Zudem ist es noch wichtig, wann Dein Hund bellt. In der Zeit von 22Uhr bis 6Uhr und in der Mittagszeit von 13 bis 15Uhr (unabhängig vom Wochentag) gilt eine allgemeine Ruhezeit. Hier werden Verstöße schneller geahndet. Zusätzliche Regelungen können auch von Kommune zu Kommune unterschiedlich sein und sind zum Teil auch auf Landesebene geregelt.

Ein Wuff ist also nicht schlimm. Sollte Dein Hund aber andauernd Bellen, solltest Du im Interesse aller Deinem Hund das Bellen abgewöhnen!

Hund das Bellen abgewöhnen – Warum bellen Hunde?

Bellen ist ein Kommunikationsmittel wie bei uns Menschen die Sprache. Natürlich kommunizieren unsere Hunde nicht nur über die Stimme, sondern auch über Körpersprache und Mimik, aber dem Hund seine Stimme ganz abzusprechen, halte ich für falsch. Das Bellen dient als Warnsystem, zum Abschrecken, als Ausdruck der Freude und vieles mehr.

Sollte Dein Hund aber durchgehend Bellen, kann das auch purer Stress sein! Häufig steigern sich Hunde immer weiter in dieses Verhalten und kommen von alleine nicht mehr heraus. Stress in gewissen Formen und gewisser Menge steckt ein Hund gut weg und ist sogar für die Entwicklung durchaus wichtig, aber zu viel Stress ist gesundheitsschädigend – sowohl physisch als auch psychisch! Und sind wir doch mal eherlich: Dauerhaftes Kläffen kann nerven! Genauso wie ein Mensch nerven kann, der ununterbrochen redet.

Um dem Hund das Bellen abgewöhnen zu können, solltest Du Dir also Gedanken machen, warum Dein Hund so viel bellt. Wenn Du Dir selbst nicht sicher bist, ziehe einen Hundetrainer oder Hundeverhaltenstherapeuten hinzu. Hier ein paar Gründe, warum Hunde viel bellen:

Wie kann ich meinem Hund das Bellen abgewöhnen?

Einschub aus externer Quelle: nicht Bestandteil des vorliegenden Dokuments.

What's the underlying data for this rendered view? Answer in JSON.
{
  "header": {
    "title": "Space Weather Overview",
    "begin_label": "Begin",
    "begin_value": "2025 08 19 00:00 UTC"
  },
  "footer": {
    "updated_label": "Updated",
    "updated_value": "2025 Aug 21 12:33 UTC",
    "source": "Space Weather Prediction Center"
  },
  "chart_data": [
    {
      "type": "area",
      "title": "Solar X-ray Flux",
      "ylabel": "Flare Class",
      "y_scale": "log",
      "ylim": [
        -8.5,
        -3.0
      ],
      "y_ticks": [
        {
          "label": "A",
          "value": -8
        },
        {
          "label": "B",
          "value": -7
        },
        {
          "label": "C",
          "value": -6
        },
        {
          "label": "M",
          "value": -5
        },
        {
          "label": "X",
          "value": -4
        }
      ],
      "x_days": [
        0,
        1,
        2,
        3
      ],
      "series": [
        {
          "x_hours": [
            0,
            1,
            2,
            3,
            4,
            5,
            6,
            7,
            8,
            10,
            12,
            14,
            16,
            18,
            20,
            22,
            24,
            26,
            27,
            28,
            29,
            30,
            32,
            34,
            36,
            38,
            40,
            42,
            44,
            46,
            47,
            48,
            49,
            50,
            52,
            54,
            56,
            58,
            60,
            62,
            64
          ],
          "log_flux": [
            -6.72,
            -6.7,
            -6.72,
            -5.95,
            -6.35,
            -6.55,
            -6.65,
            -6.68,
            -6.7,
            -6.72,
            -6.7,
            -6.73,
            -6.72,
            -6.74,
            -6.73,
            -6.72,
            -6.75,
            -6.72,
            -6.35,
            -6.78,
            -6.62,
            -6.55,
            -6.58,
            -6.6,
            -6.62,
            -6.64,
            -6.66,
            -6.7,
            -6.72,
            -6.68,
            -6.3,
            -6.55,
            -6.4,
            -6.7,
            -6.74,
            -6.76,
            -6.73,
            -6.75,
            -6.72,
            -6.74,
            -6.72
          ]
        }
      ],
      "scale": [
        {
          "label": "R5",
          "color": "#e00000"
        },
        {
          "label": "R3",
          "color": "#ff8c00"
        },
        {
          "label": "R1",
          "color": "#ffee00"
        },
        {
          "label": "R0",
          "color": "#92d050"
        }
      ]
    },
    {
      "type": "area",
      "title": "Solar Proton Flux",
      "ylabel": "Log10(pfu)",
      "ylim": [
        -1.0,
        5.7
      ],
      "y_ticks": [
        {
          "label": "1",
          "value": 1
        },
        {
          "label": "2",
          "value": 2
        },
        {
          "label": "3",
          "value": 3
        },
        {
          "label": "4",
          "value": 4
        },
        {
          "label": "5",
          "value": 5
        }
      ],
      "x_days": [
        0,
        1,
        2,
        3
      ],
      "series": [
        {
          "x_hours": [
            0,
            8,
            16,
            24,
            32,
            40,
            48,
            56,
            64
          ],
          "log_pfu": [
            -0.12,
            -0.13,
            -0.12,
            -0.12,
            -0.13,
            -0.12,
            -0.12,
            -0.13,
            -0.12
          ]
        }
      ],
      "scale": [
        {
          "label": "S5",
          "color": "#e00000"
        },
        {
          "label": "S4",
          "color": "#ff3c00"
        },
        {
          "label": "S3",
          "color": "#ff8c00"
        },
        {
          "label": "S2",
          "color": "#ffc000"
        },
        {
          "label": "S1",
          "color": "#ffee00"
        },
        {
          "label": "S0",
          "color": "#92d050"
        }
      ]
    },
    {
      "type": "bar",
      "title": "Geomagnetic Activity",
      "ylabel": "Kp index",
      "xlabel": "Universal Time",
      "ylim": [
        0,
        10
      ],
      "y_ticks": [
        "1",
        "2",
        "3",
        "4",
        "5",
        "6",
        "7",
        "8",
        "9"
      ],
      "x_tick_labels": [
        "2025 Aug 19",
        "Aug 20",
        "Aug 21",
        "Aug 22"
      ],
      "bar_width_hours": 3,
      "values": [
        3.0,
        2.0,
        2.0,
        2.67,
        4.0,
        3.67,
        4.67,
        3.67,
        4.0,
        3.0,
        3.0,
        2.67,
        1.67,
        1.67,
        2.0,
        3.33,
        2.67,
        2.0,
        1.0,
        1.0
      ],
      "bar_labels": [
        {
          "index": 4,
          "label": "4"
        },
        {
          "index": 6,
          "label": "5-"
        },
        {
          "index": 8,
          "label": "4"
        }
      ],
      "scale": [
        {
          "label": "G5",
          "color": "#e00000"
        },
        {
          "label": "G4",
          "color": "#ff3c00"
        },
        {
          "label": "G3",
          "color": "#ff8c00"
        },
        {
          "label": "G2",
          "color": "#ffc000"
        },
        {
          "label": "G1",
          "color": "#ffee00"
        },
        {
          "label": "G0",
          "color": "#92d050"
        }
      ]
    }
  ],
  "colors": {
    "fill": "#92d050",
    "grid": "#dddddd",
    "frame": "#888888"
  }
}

Sicher kannst Du es Dir nun schon vorstellen: Der Trainingsansatz ist davon abhängig, warum Dein Hund bellt. Deswegen solltest Du die Situationen, in denen Dein Hund zum „Kläffer“ wird, auch genau analysieren. Du kannst Dir die Situationen am besten notieren oder generell ein Tagebuch führen: Wann war Dein Hund besonders ruhig und wann ging es besonders laut einher? Bellt er nur drinnen oder nur draußen? Gibt es bestimmte Auslöser?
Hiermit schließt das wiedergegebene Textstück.